Disclosure of Invention

The invention aims to provide a high-parallelism heterogeneous convolutional neural network accelerator and an acceleration method, solves the technical problems of high power consumption and poor real-time performance of an embedded system in the convolutional neural network inference process in an edge calculation scene, and provides a new technical method for accelerating the processing of a convolutional neural network.

In order to achieve the purpose, the technical scheme of the invention is as follows: a heterogeneous convolutional neural network accelerator with high parallelism comprises a control subsystem, a parallel processing subsystem and a storage subsystem, wherein the control subsystem is connected with the parallel processing subsystem, the control subsystem is connected with the storage subsystem, and the storage subsystem is connected with the parallel processing subsystem; the control subsystem comprises a control module, an instruction module and a configurable weight quantization module; the processing subsystem comprises a convolution parallel computing module and a pooling module; the storage subsystem comprises an off-chip storage module and an on-chip storage module.

Furthermore, the convolution calculation module is composed of a plurality of levels of processing unit arrays, wherein the processing unit array of the first level is responsible for parallel processing of the input channels, and the processing unit of the second level is responsible for parallel processing of the output channels; the processing process is realized based on a pipeline mode, and multi-stage pipeline is realized by three processes of reading data, operating and writing back data.

Furthermore, the on-chip memory module is composed of a buffer memory hierarchy, a cache memory hierarchy and a first-in first-out memory hierarchy.

Further, the acceleration method of the heterogeneous convolutional neural network accelerator with high parallelism comprises the following steps:

the method comprises the following steps: in the control subsystem, a control module initializes an off-chip storage module and writes corresponding configuration files, network structure files, input pictures and weight data into the off-chip storage module;

step two: the control module drives the instruction module, the instruction module reads the network structure file in the off-chip storage module, automatically analyzes the file, generates a corresponding configuration instruction and a scheduling instruction, sends the configuration instruction to the configurable weight quantization module, and sends the scheduling instruction to the parallel processing subsystem;

step three: the configurable weight quantization module reads a configuration file in an external memory, calls a quantization program according to the configuration file, performs corresponding quantization on weight data, and writes the quantized weight data back to the off-chip memory module;

step four: the on-chip storage module reads in input pictures and weight data from the off-chip storage module, completes the caching of current line data and two adjacent lines of data, and loads corresponding data to corresponding FIFO blocks;

step five: the parallel processing subsystem analyzes the scheduling instruction and sequentially executes the convolution calculation module and the pooling calculation module according to the sequence of the network structure;

step six: when the convolution calculation module expands the input feature maps and the output feature maps, the parallelism is set as Tm and Tn, tm input feature maps and Tn output feature maps are expanded once, and Tm and Tn group vectors are processed in parallel once; when the convolution calculation module calculates, the multi-channel input characteristic graph is expanded along two dimensions of an input channel and an output channel, and multiplication and accumulation operation is performed on data of the two dimensions in parallel;

step seven: the pooling calculation module takes the calculation results of the convolution calculation module as input, compares the results for a plurality of times to obtain the final calculation result, and writes the result back to the off-chip storage module through the on-chip storage module.
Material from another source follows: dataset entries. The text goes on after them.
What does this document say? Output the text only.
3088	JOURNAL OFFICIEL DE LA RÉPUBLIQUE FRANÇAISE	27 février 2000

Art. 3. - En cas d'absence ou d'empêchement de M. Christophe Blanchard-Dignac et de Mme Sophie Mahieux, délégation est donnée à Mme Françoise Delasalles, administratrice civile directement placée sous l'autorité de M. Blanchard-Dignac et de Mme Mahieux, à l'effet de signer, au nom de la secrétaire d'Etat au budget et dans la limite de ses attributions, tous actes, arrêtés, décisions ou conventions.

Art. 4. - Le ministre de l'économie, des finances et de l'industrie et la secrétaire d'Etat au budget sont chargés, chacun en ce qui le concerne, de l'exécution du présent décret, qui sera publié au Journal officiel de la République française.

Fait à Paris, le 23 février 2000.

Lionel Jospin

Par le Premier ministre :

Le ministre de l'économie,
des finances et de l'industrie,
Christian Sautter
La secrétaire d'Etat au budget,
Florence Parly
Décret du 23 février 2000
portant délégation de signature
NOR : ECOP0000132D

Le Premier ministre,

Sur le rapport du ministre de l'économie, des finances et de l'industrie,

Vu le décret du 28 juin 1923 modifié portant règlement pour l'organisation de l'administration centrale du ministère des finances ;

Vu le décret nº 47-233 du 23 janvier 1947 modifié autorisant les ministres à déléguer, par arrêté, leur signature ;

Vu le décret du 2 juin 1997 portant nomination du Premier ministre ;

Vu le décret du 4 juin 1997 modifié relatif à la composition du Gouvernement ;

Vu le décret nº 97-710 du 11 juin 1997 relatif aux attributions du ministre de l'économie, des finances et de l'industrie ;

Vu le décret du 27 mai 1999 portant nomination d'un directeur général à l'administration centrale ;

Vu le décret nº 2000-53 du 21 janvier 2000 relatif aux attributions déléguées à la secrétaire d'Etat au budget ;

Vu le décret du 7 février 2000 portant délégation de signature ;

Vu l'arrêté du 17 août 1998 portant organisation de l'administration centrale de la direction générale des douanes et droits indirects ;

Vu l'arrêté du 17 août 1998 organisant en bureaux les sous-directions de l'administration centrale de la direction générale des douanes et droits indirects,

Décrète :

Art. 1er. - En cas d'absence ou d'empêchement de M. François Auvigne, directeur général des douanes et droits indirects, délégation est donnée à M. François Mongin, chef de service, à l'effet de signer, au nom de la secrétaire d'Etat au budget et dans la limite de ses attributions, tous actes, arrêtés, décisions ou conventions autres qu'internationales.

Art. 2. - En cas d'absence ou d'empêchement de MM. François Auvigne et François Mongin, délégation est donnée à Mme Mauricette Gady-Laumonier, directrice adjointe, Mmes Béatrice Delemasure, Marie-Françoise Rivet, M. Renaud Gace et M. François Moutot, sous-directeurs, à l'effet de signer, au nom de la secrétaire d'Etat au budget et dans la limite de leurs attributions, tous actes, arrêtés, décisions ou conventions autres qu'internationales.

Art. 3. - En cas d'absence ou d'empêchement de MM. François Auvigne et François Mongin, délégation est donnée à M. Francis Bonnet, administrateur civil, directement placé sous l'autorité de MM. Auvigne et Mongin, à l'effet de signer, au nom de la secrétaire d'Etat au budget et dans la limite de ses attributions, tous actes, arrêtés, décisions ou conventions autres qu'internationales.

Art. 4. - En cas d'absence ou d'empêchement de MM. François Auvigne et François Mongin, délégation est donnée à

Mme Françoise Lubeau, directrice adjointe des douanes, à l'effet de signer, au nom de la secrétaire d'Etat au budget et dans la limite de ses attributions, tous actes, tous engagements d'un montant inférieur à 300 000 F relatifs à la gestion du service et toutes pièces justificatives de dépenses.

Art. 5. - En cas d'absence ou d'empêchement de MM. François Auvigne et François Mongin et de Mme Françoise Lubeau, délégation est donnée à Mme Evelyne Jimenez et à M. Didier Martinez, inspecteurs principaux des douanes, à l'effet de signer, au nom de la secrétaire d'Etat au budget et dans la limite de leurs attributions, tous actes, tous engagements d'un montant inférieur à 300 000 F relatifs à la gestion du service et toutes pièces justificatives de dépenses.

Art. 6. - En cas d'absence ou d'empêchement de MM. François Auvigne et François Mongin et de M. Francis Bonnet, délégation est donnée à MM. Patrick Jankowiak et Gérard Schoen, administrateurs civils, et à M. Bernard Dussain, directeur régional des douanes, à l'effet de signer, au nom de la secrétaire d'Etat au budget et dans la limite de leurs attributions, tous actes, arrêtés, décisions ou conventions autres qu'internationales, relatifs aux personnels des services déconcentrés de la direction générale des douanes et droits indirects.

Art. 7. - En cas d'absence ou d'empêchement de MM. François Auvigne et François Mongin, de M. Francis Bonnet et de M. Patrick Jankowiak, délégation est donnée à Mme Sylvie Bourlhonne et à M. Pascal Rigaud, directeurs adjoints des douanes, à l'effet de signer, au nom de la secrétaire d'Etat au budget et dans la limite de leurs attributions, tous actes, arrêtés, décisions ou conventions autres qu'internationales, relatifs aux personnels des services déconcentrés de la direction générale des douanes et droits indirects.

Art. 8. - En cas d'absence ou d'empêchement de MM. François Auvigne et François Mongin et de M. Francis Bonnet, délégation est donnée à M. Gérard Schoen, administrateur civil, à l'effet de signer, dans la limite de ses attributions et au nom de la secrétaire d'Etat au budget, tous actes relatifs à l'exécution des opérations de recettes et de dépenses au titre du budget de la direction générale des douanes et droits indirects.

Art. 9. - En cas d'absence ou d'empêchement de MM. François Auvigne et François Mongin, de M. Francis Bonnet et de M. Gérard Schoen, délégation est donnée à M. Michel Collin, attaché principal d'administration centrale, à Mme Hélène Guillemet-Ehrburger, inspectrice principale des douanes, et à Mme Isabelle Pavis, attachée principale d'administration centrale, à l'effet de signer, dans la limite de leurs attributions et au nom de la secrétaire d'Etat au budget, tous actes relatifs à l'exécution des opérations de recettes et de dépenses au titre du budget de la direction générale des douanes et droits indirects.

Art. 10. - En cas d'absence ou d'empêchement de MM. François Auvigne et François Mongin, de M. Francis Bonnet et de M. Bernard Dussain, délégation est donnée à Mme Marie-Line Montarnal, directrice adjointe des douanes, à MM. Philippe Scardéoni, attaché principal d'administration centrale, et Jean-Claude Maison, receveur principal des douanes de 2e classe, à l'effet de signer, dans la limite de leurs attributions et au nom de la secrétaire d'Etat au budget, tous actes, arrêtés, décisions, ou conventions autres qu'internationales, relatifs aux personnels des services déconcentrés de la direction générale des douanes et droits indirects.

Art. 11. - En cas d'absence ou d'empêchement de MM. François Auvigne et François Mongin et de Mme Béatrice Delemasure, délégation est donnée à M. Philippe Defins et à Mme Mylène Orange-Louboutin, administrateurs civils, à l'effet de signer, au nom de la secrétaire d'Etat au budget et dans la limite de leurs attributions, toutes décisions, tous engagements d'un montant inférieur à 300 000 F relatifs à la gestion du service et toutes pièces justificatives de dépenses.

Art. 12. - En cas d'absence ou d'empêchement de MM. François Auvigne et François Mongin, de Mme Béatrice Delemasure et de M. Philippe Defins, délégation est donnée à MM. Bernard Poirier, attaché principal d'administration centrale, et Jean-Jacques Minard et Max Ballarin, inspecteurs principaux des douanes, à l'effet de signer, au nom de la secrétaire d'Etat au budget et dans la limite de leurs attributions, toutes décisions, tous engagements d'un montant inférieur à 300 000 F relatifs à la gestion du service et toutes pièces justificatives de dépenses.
Compared with the prior art, the invention has the beneficial effects that:

1. the parallel computing module provided by the method solves the problem of read-write dependence of convolution operation in the traditional accelerator computing design scheme, adjusts the read-write access of two adjacent cycles to the same block of memory address into the read-write access to the memory addresses in different blocks, can completely streamline the convolution operation process, increases the utilization rate of computing resources and logic resources of a processor, and reduces the operation time.

2. The on-chip storage module provided by the method caches the data of the current line and two adjacent lines through a multi-level storage structure, improves the reuse rate of the data, and reduces the times of accessing the memory; by designing the FIFO cache levels corresponding to the parallel computing units, each FIFO block only improves the data reading and writing back functions for the corresponding processing unit array, and realizes parallel loading of data to the computing unit, thereby realizing data processing with higher parallelism.

3. The accelerator provided by the method supports dynamic bit width quantization of the weight data, so that the accelerator is suitable for operation and processing of the weight data with various bit widths.

4. The accelerator provided by the method has the functions of programmability and dynamic reconfiguration, and realizes acceleration of various network structures by setting different configuration commands in a command module of a control subsystem; and the sizes and dimensions of input and output channels and convolution kernels and the parallelism of calculation also support dynamic programming and configuration.

5. The accelerator provided by the invention realizes a network structure with optimized hardware, and the structure adopts an implementation mode of firstly pooling and then activating, and the mode reduces the size of an input characteristic diagram sent into an activation function through a pooling function, thereby reducing the operation amount of the network structure.

Drawings

FIG. 1 is a schematic diagram of the overall architecture of a convolutional neural network accelerator used in an embodiment of the present invention;

FIG. 2 is a schematic diagram of a configurable weight quantization module method used in embodiments of the present invention;

FIG. 3 is a schematic diagram of a method for using an on-chip memory module in an embodiment of the present invention;

FIG. 4 is a schematic diagram of a parallel computing subsystem method used in embodiments of the present invention;

FIG. 5 is a schematic diagram of a convolution calculation module method used in the embodiment of the present invention.

Detailed Description

In order to make the objects, technical solutions and advantages of the present invention more apparent, the present invention will be described in further detail with reference to the following embodiments, and it is apparent that the described embodiments are only a part of the embodiments of the present invention, and not all embodiments. All other embodiments, which can be derived by a person skilled in the art from the embodiments given herein without making any creative effort, shall fall within the protection scope of the present invention.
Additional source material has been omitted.